Ensuring data quality is an important aspect of data management and these days. DBAs are increasingly being called upon to deal with the quality of the data in their database systems more than ever before. The importance of quality data cannot be overstated.
Poor data quality costs the typical company between 10% and 20% of their revenue. According to software marketing and technology expert Hollis Tibbetts “Incorrect, inconsistent, fraudulent and redundant data cost the U.S. economy over $3 trillion a year.”
The cost of poor data quality notwithstanding, high quality data is crucial for complying with regulations. Think about it. If the data is not accurate, then how can you be sure that the proper controls are being applied to the right pieces of data to comply with the appropriate regulations?
Good data quality starts with metadata. Metadata characterizes data, providing documentation such that data can be understood and more readily consumed by your organization. Metadata answers the who, what, when, where, why, and how questions for users of the data. Suffice it to say, accurate data definitions are required in order to apply the controls for compliance to the correct data.
Metadata is required to place the data into proper categories for determining the controls that are needed to assure quality and to determine which regulations apply to the data. For example, SOX applies to financial data, HIPAA applies to healthcare data, and so on. Some data will apply to multiple regulations and some data will not be regulated at all. Without proper metadata definitions, it is impossible to apply regulatory compliance to your data.
After the data has been accurately defined, it is important to put in place procedures to assure the accuracy of the data. Imposing controls on the wrong data does no good at all. Which raises the question: How good is your data quality? Estimates show that, on average, data quality is an overarching industry problem. According to data quality expert Thomas C. Redman, payroll record changes have a 1% error rate; billing records have a 2% to 7% error rate, and; the error rate for credit records: as high as 30%.
But what can a DBA do about poor quality data? Data quality is a business responsibility, but the DBA can help by instating technology controls. By building constraints into the database, overall data quality can be improved. This include defining Referential Integrity into the database. Additional constraints should be defined in the database as appropriate to control uniqueness, as well as data value ranges using check constraints and triggers.

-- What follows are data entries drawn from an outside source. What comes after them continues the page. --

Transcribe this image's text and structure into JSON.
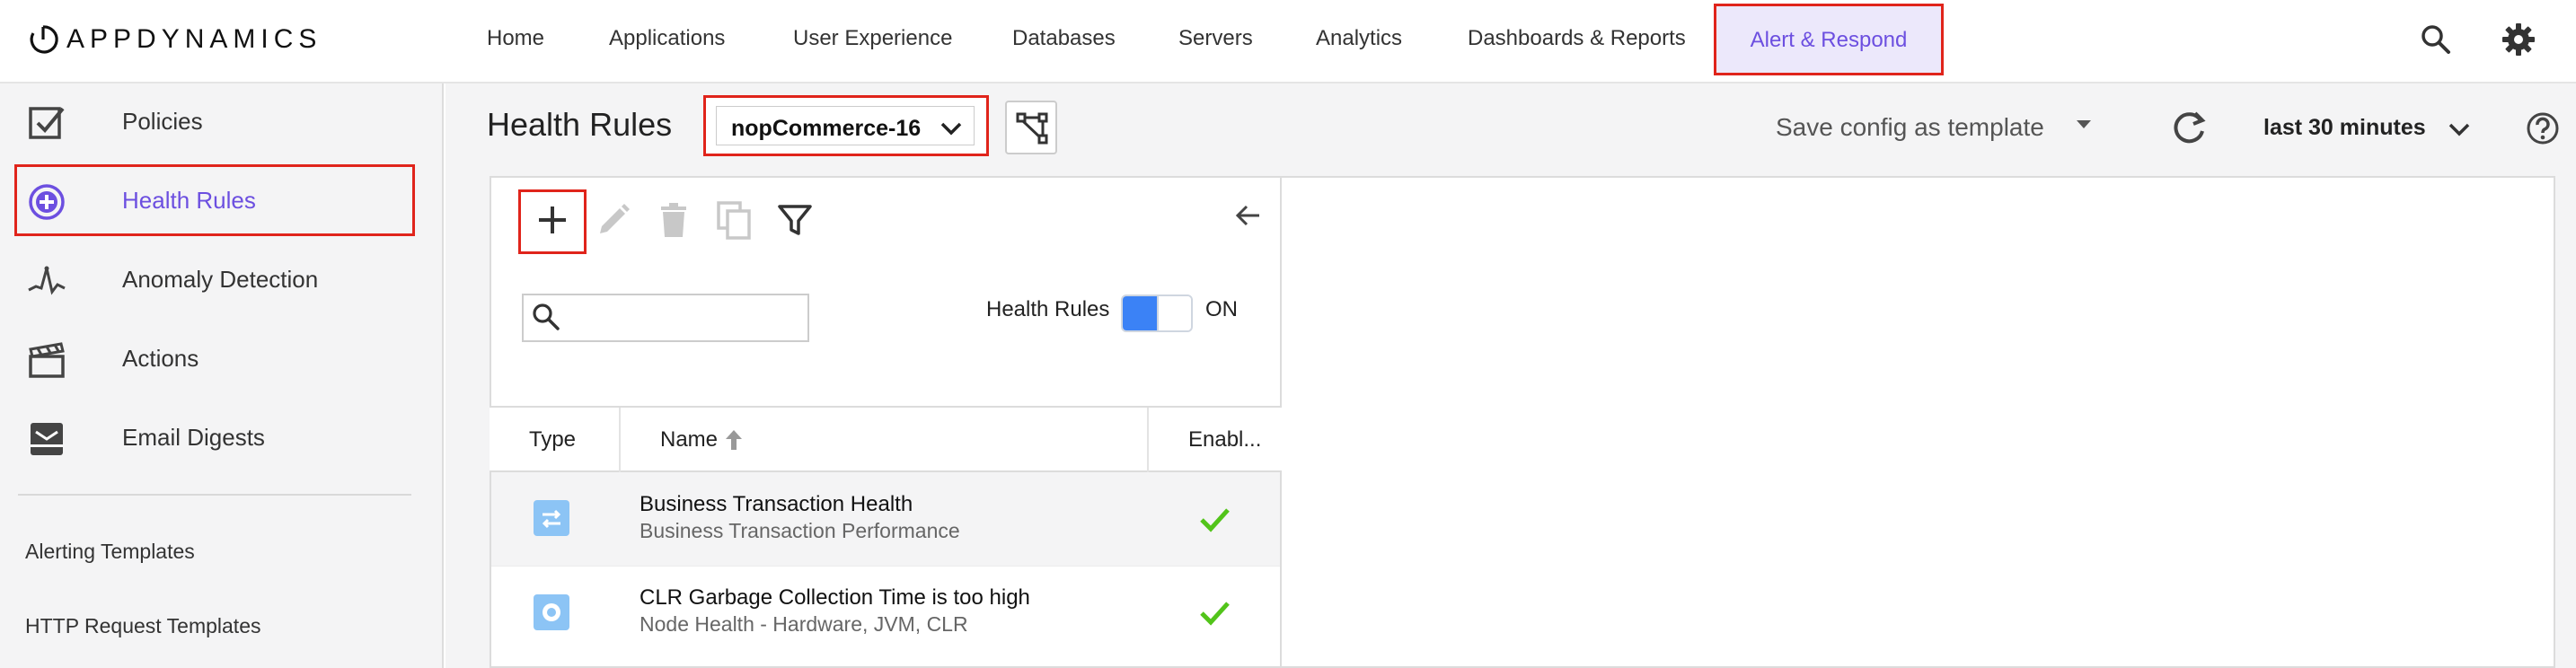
{
  "brand": {
    "logo_text": "APPDYNAMICS"
  },
  "nav": {
    "items": [
      {
        "label": "Home"
      },
      {
        "label": "Applications"
      },
      {
        "label": "User Experience"
      },
      {
        "label": "Databases"
      },
      {
        "label": "Servers"
      },
      {
        "label": "Analytics"
      },
      {
        "label": "Dashboards & Reports"
      }
    ],
    "active": {
      "label": "Alert & Respond"
    }
  },
  "sidebar": {
    "items": [
      {
        "label": "Policies",
        "icon": "checkbox-icon"
      },
      {
        "label": "Health Rules",
        "icon": "plus-circle-icon",
        "active": true
      },
      {
        "label": "Anomaly Detection",
        "icon": "anomaly-wave-icon"
      },
      {
        "label": "Actions",
        "icon": "clapperboard-icon"
      },
      {
        "label": "Email Digests",
        "icon": "mail-tray-icon"
      }
    ],
    "links": [
      {
        "label": "Alerting Templates"
      },
      {
        "label": "HTTP Request Templates"
      }
    ]
  },
  "header": {
    "title": "Health Rules",
    "app_selector": "nopCommerce-16",
    "save_config": "Save config as template",
    "time_range": "last 30 minutes"
  },
  "toolbar": {
    "toggle_label": "Health Rules",
    "toggle_state": "ON",
    "search_placeholder": ""
  },
  "table": {
    "columns": [
      "Type",
      "Name",
      "Enabl..."
    ],
    "sort": "Name ascending",
    "rows": [
      {
        "name": "Business Transaction Health",
        "sub": "Business Transaction Performance",
        "type_icon": "business-transaction-icon",
        "enabled": true
      },
      {
        "name": "CLR Garbage Collection Time is too high",
        "sub": "Node Health - Hardware, JVM, CLR",
        "type_icon": "node-health-icon",
        "enabled": true
      }
    ]
  },
  "colors": {
    "accent": "#6c4fe0",
    "highlight_box": "#e0241b",
    "toggle_on": "#3b82f6",
    "check": "#52c41a",
    "type_icon": "#8cc4f5"
  }
}
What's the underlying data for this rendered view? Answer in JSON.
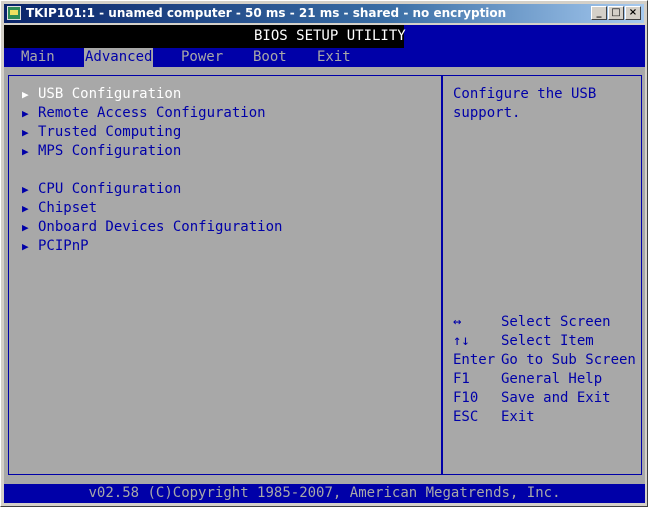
{
  "window": {
    "title": "TKIP101:1 - unamed computer - 50 ms - 21 ms - shared - no encryption",
    "minimize": "_",
    "maximize": "□",
    "close": "×"
  },
  "bios": {
    "title": "BIOS SETUP UTILITY",
    "tabs": [
      {
        "label": "Main"
      },
      {
        "label": "Advanced"
      },
      {
        "label": "Power"
      },
      {
        "label": "Boot"
      },
      {
        "label": "Exit"
      }
    ],
    "active_tab": "Advanced",
    "menu_items": [
      {
        "label": "USB Configuration",
        "selected": true
      },
      {
        "label": "Remote Access Configuration"
      },
      {
        "label": "Trusted Computing"
      },
      {
        "label": "MPS Configuration"
      },
      {
        "label": "CPU Configuration"
      },
      {
        "label": "Chipset"
      },
      {
        "label": "Onboard Devices Configuration"
      },
      {
        "label": "PCIPnP"
      }
    ],
    "arrow_glyph": "▶",
    "help": {
      "line1": "Configure the USB",
      "line2": "support."
    },
    "keys": [
      {
        "key": "↔",
        "action": "Select Screen"
      },
      {
        "key": "↑↓",
        "action": "Select Item"
      },
      {
        "key": "Enter",
        "action": "Go to Sub Screen"
      },
      {
        "key": "F1",
        "action": "General Help"
      },
      {
        "key": "F10",
        "action": "Save and Exit"
      },
      {
        "key": "ESC",
        "action": "Exit"
      }
    ],
    "footer": "v02.58 (C)Copyright 1985-2007, American Megatrends, Inc."
  }
}
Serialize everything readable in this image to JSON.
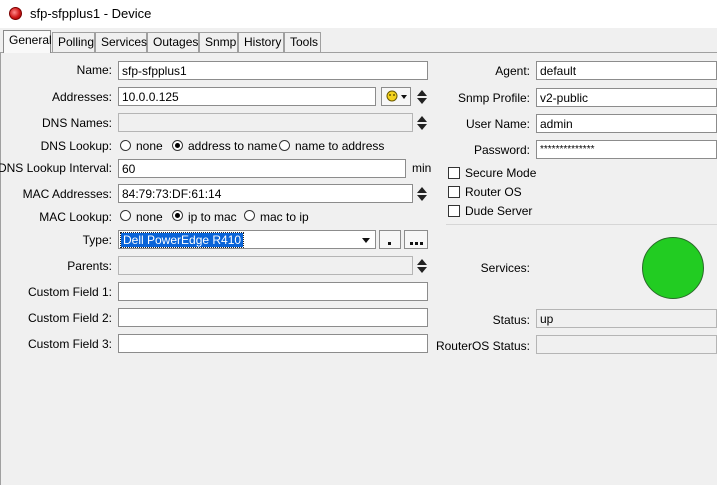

Another technology tactic that can be deployed to improve data quality is data profiling. Data profiling is the process of examining the existing data in the database and collecting statistics and other information about that data. With data profiling, you can discover the quality, characteristics and potential problems of information. Using the statistics collected by the data profiling solution business analysts can undertake projects to clean up problematic data in the database.
Data profiling can dramatically reduce the time and resources required to find problematic data. Furthermore, it allows business analysts and data stewards to have more control on the maintenance and management of enterprise data.
Data governance programs are essential for organizations as they work to comply with the ever-growing mountain of industry and governmental regulations. A data governance program oversees the management of the availability, usability, integrity, and security of enterprise data. A sound data governance program includes a governing body or council, a defined set of procedures, and a plan to execute those procedures.
So an organization with a strong data governance practice will have better control over its information. When data management is instituted as an officially sanctioned mandate of an organization data is treated as an asset. That means data elements are defined in business terms, data stewards are assigned, data is modeled and analyzed, metadata is defined, captured and managed, and data is archived for long-term data retention.
The Good News
All of this should be good news to data professionals who have wanted to better define and use data within their organizations. In other words, regulations are finally catching up with what we knew our companies should have been doing all along.